La rédac­tion Allo18 —  — Modi­fiée le 21 juillet 2024 à 09 h 55 

PREMIÈRES CONCLUSIONS

J’ai eu vrai­ment de la chance d’être affec­tée à la 23.

En à peine un mois, j’ai sym­pa­thi­sé avec beau­coup de monde et je retiens de plus en plus de pré­noms. Ils sont vrai­ment tous ado­rables. Tel­le­ment ado­rables que je n’ai même plus à négo­cier pour par­ti­ci­per aux fameux TIG (les tra­vaux d’intérêt géné­ral) avec tout le monde ! Je me sens moins frus­trée. Pour­tant le pré­cepte en vigueur dans la caserne de Saint-Maur pré­voit que les VSC en sont exemp­tés.

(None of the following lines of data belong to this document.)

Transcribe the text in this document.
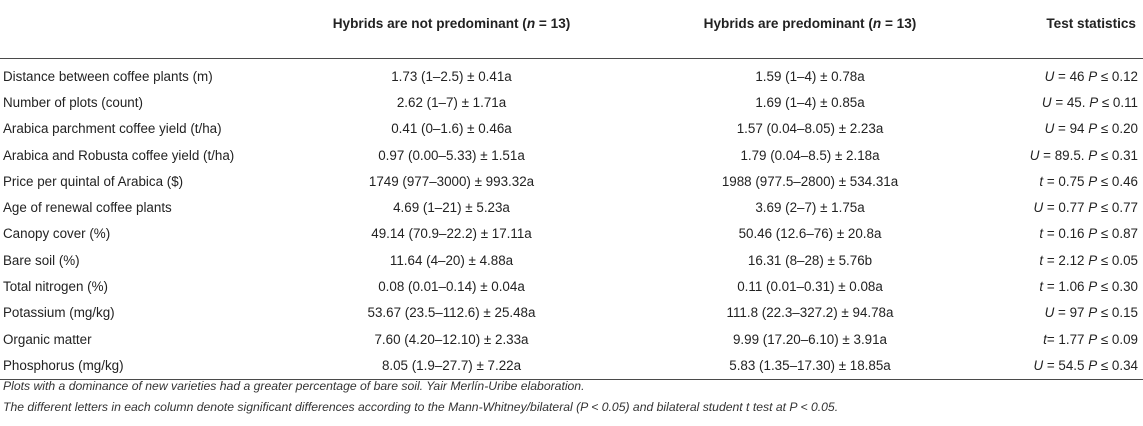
	Hybrids are not predominant (n = 13)	Hybrids are predominant (n = 13)	Test statistics
Distance between coffee plants (m)	1.73 (1–2.5) ± 0.41a	1.59 (1–4) ± 0.78a	U = 46 P ≤ 0.12
Number of plots (count)	2.62 (1–7) ± 1.71a	1.69 (1–4) ± 0.85a	U = 45. P ≤ 0.11
Arabica parchment coffee yield (t/ha)	0.41 (0–1.6) ± 0.46a	1.57 (0.04–8.05) ± 2.23a	U = 94 P ≤ 0.20
Arabica and Robusta coffee yield (t/ha)	0.97 (0.00–5.33) ± 1.51a	1.79 (0.04–8.5) ± 2.18a	U = 89.5. P ≤ 0.31
Price per quintal of Arabica ($)	1749 (977–3000) ± 993.32a	1988 (977.5–2800) ± 534.31a	t = 0.75 P ≤ 0.46
Age of renewal coffee plants	4.69 (1–21) ± 5.23a	3.69 (2–7) ± 1.75a	U = 0.77 P ≤ 0.77
Canopy cover (%)	49.14 (70.9–22.2) ± 17.11a	50.46 (12.6–76) ± 20.8a	t = 0.16 P ≤ 0.87
Bare soil (%)	11.64 (4–20) ± 4.88a	16.31 (8–28) ± 5.76b	t = 2.12 P ≤ 0.05
Total nitrogen (%)	0.08 (0.01–0.14) ± 0.04a	0.11 (0.01–0.31) ± 0.08a	t = 1.06 P ≤ 0.30
Potassium (mg/kg)	53.67 (23.5–112.6) ± 25.48a	111.8 (22.3–327.2) ± 94.78a	U = 97 P ≤ 0.15
Organic matter	7.60 (4.20–12.10) ± 2.33a	9.99 (17.20–6.10) ± 3.91a	t= 1.77 P ≤ 0.09
Phosphorus (mg/kg)	8.05 (1.9–27.7) ± 7.22a	5.83 (1.35–17.30) ± 18.85a	U = 54.5 P ≤ 0.34
Plots with a dominance of new varieties had a greater percentage of bare soil. Yair Merlín-Uribe elaboration.
The different letters in each column denote significant differences according to the Mann-Whitney/bilateral (P < 0.05) and bilateral student t test at P < 0.05.
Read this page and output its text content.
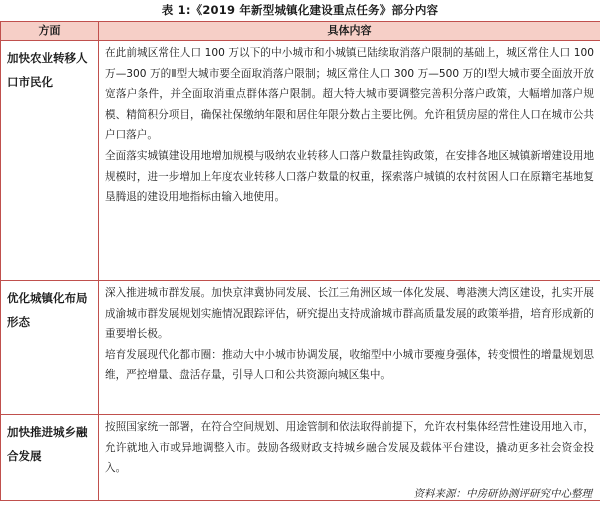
表 1:《2019 年新型城镇化建设重点任务》部分内容
方面	具体内容
加快农业转移人口市民化	在此前城区常住人口 100 万以下的中小城市和小城镇已陆续取消落户限制的基础上，城区常住人口 100 万—300 万的Ⅱ型大城市要全面取消落户限制；城区常住人口 300 万—500 万的Ⅰ型大城市要全面放开放宽落户条件，并全面取消重点群体落户限制。超大特大城市要调整完善积分落户政策，大幅增加落户规模、精简积分项目，确保社保缴纳年限和居住年限分数占主要比例。允许租赁房屋的常住人口在城市公共户口落户。

全面落实城镇建设用地增加规模与吸纳农业转移人口落户数量挂钩政策，在安排各地区城镇新增建设用地规模时，进一步增加上年度农业转移人口落户数量的权重，探索落户城镇的农村贫困人口在原籍宅基地复垦腾退的建设用地指标由输入地使用。

优化城镇化布局形态	深入推进城市群发展。加快京津冀协同发展、长江三角洲区域一体化发展、粤港澳大湾区建设，扎实开展成渝城市群发展规划实施情况跟踪评估，研究提出支持成渝城市群高质量发展的政策举措，培育形成新的重要增长极。

培育发展现代化都市圈：推动大中小城市协调发展，收缩型中小城市要瘦身强体，转变惯性的增量规划思维，严控增量、盘活存量，引导人口和公共资源向城区集中。

加快推进城乡融合发展	按照国家统一部署，在符合空间规划、用途管制和依法取得前提下，允许农村集体经营性建设用地入市，允许就地入市或异地调整入市。鼓励各级财政支持城乡融合发展及载体平台建设，撬动更多社会资金投入。

资料来源：中房研协测评研究中心整理
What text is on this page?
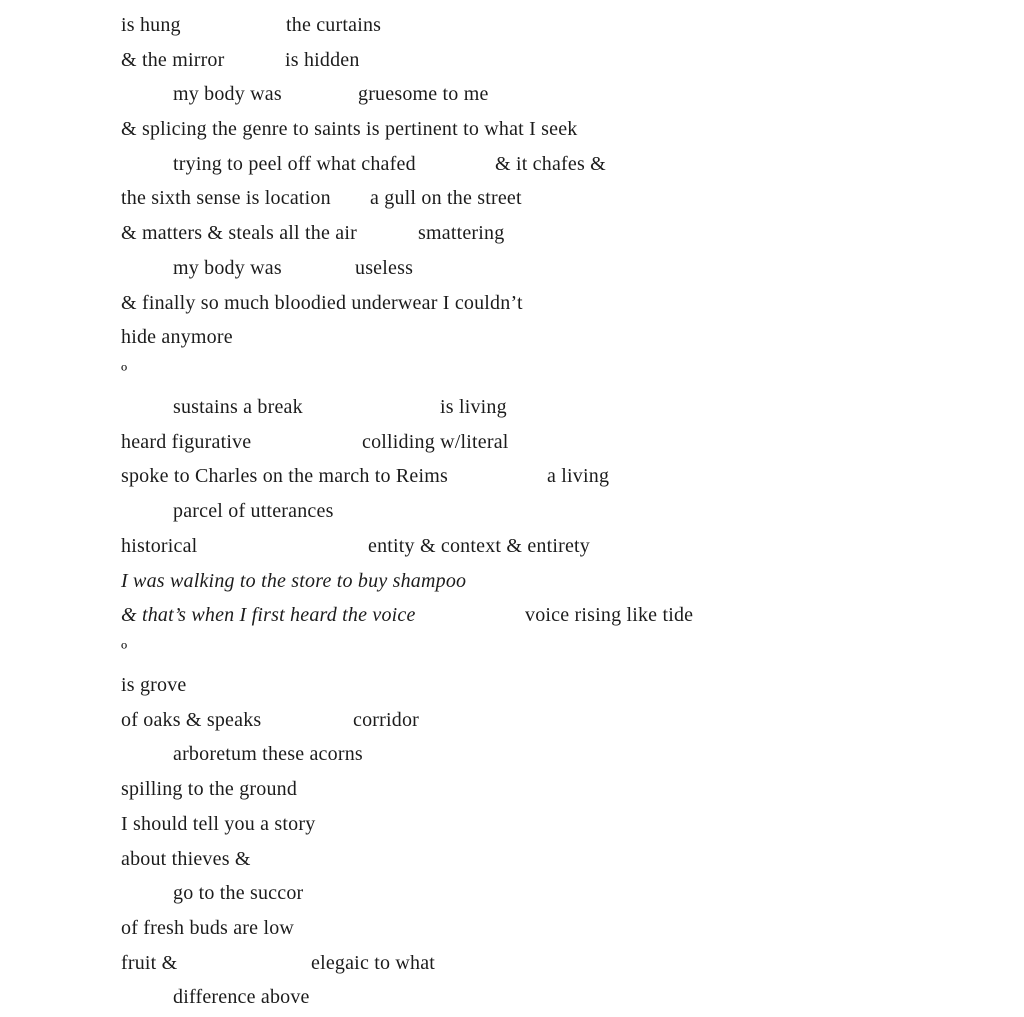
is hung	the curtains
& the mirror	is hidden
my body was	gruesome to me
& splicing the genre to saints is pertinent to what I seek
trying to peel off what chafed	& it chafes &
the sixth sense is location a gull on the street
& matters & steals all the air	smattering
my body was	useless
& finally so much bloodied underwear I couldn’t
hide anymore
º
sustains a break	is living
heard figurative	colliding w/literal
spoke to Charles on the march to Reims	a living
parcel of utterances
historical	entity & context & entirety
I was walking to the store to buy shampoo
& that’s when I first heard the voice	voice rising like tide
º
is grove
of oaks & speaks	corridor
arboretum these acorns
spilling to the ground
I should tell you a story
about thieves &
go to the succor
of fresh buds are low
fruit &	elegaic to what
difference above
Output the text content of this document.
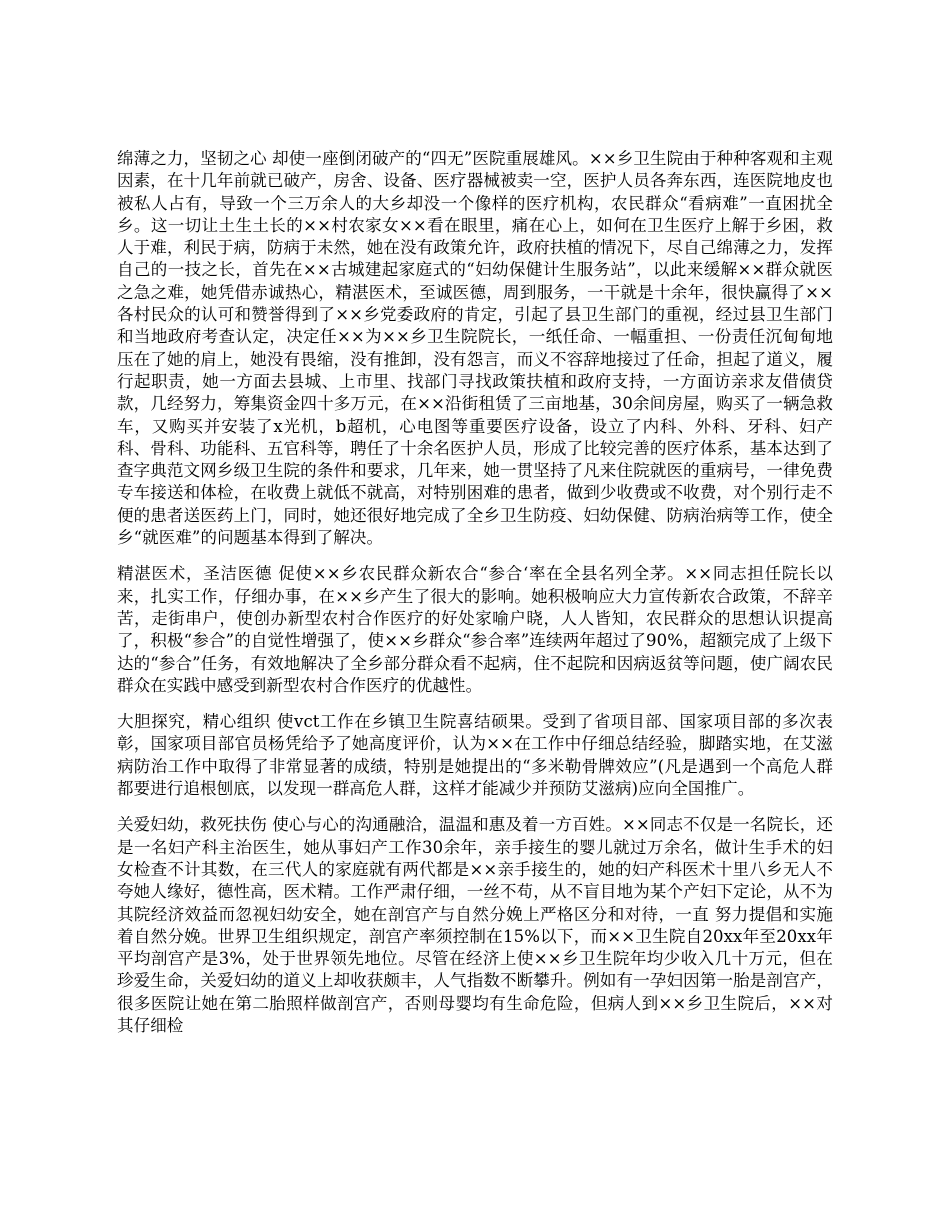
绵薄之力，坚韧之心 却使一座倒闭破产的“四无”医院重展雄风。××乡卫生院由于种种客观和主观因素，在十几年前就已破产，房舍、设备、医疗器械被卖一空，医护人员各奔东西，连医院地皮也被私人占有，导致一个三万余人的大乡却没一个像样的医疗机构，农民群众“看病难”一直困扰全乡。这一切让土生土长的××村农家女××看在眼里，痛在心上，如何在卫生医疗上解于乡困，救 人于难，利民于病，防病于未然，她在没有政策允许，政府扶植的情况下，尽自己绵薄之力，发挥自己的一技之长，首先在××古城建起家庭式的“妇幼保健计生服务站”，以此来缓解××群众就医之急之难，她凭借赤诚热心，精湛医术，至诚医德，周到服务，一干就是十余年，很快赢得了××各村民众的认可和赞誉得到了××乡党委政府的肯定，引起了县卫生部门的重视，经过县卫生部门和当地政府考查认定，决定任××为××乡卫生院院长，一纸任命、一幅重担、一份责任沉甸甸地压在了她的肩上，她没有畏缩，没有推卸，没有怨言，而义不容辞地接过了任命，担起了道义，履行起职责，她一方面去县城、上市里、找部门寻找政策扶植和政府支持，一方面访亲求友借债贷款，几经努力，筹集资金四十多万元，在××沿街租赁了三亩地基，30余间房屋，购买了一辆急救车，又购买并安装了x光机，b超机，心电图等重要医疗设备，设立了内科、外科、牙科、妇产科、骨科、功能科、五官科等，聘任了十余名医护人员，形成了比较完善的医疗体系，基本达到了查字典范文网乡级卫生院的条件和要求，几年来，她一贯坚持了凡来住院就医的重病号，一律免费专车接送和体检，在收费上就低不就高，对特别困难的患者，做到少收费或不收费，对个别行走不便的患者送医药上门，同时，她还很好地完成了全乡卫生防疫、妇幼保健、防病治病等工作，使全乡“就医难”的问题基本得到了解决。

精湛医术，圣洁医德 促使××乡农民群众新农合“参合‘率在全县名列全茅。××同志担任院长以来，扎实工作，仔细办事，在××乡产生了很大的影响。她积极响应大力宣传新农合政策，不辞辛苦，走街串户，使创办新型农村合作医疗的好处家喻户晓，人人皆知，农民群众的思想认识提高了，积极“参合”的自觉性增强了，使××乡群众“参合率”连续两年超过了90%，超额完成了上级下达的“参合”任务，有效地解决了全乡部分群众看不起病，住不起院和因病返贫等问题，使广阔农民群众在实践中感受到新型农村合作医疗的优越性。

大胆探究，精心组织 使vct工作在乡镇卫生院喜结硕果。受到了省项目部、国家项目部的多次表彰，国家项目部官员杨凭给予了她高度评价，认为××在工作中仔细总结经验，脚踏实地，在艾滋病防治工作中取得了非常显著的成绩，特别是她提出的“多米勒骨牌效应”(凡是遇到一个高危人群都要进行追根刨底，以发现一群高危人群，这样才能减少并预防艾滋病)应向全国推广。

关爱妇幼，救死扶伤 使心与心的沟通融洽，温温和惠及着一方百姓。××同志不仅是一名院长，还是一名妇产科主治医生，她从事妇产工作30余年，亲手接生的婴儿就过万余名，做计生手术的妇女检查不计其数，在三代人的家庭就有两代都是××亲手接生的，她的妇产科医术十里八乡无人不夸她人缘好，德性高，医术精。工作严肃仔细，一丝不苟，从不盲目地为某个产妇下定论，从不为其院经济效益而忽视妇幼安全，她在剖宫产与自然分娩上严格区分和对待，一直 努力提倡和实施着自然分娩。世界卫生组织规定，剖宫产率须控制在15%以下，而××卫生院自20xx年至20xx年平均剖宫产是3%，处于世界领先地位。尽管在经济上使××乡卫生院年均少收入几十万元，但在珍爱生命，关爱妇幼的道义上却收获颇丰，人气指数不断攀升。例如有一孕妇因第一胎是剖宫产，很多医院让她在第二胎照样做剖宫产，否则母婴均有生命危险，但病人到××乡卫生院后，××对其仔细检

Atten­tion ! Je parle des TIG quo­ti­diens aux­quels tous les sapeurs doivent par­ti­ci­per (net­toyage des lieux de vie, des lieux com­muns, du réfec­toire, les pou­belles, les tra­vaux jour­na­liers dans la caserne etc.). Il est bien évident que lors de cha­cune de mes gardes, comme chaque membre de l’équipage du VSAV, je fais la véri­fi­ca­tion du maté­riel, la remise en condi­tion et le net­toyage de la cel­lule après chaque inter­ven­tion, la dés­in­fec­tion du VSAV le len­de­main, mais éga­le­ment le net­toyage de la chambre à cou­cher du VSAV, le rem­pla­ce­ment des pou­belles etc. De manière géné­rale, je par­ti­cipe éga­le­ment au net­toyage de la chambre des fémi­nines, dans laquelle je dors et je me douche. La vie en com­mu­nau­té, c’est res­pec­ter la pro­pre­té des par­ties com­munes habi­tées par ses col­lègues. Après tout, si il y a une revue sur­prise des chambres et que je n’ai pas fait ma part, ou bien, que j’ai uti­li­sé quelque chose sans net­toyer après : ce sont les autres qui se feront ser­mon­ner à cause de moi !

En fait, pour la hié­rar­chie : si les VSC sont une aide car ils per­mettent de rem­pla­cer un pom­pier au VSAV, on ne leur ajoute pas non plus des tâches quo­ti­diennes ayant trait à toute la caserne. Je pré­fè­re­rais de loin me rendre utile !

Un soir alors que j’accompagne Romain – le plus jeune capo­ral de la caserne que je prend grand plai­sir à tour­men­ter et taqui­ner – faire sa ronde dans la caserne, j’en pro­fite pour aider aux TIG des pou­belles. Un ser­gent vient alors gen­ti­ment me dire que ce geste, aus­si moti­vé soit-il, ne m’est pas deman­dé. Il m’explique par la suite que si les gra­dés voient un VSC faire les TIG, on ira « gron­der » à la fois un sapeur, cen­sé faire cette tâche, ain­si que le capo­ral de jour qui super­vise l’ensemble des mis­sions et TIG.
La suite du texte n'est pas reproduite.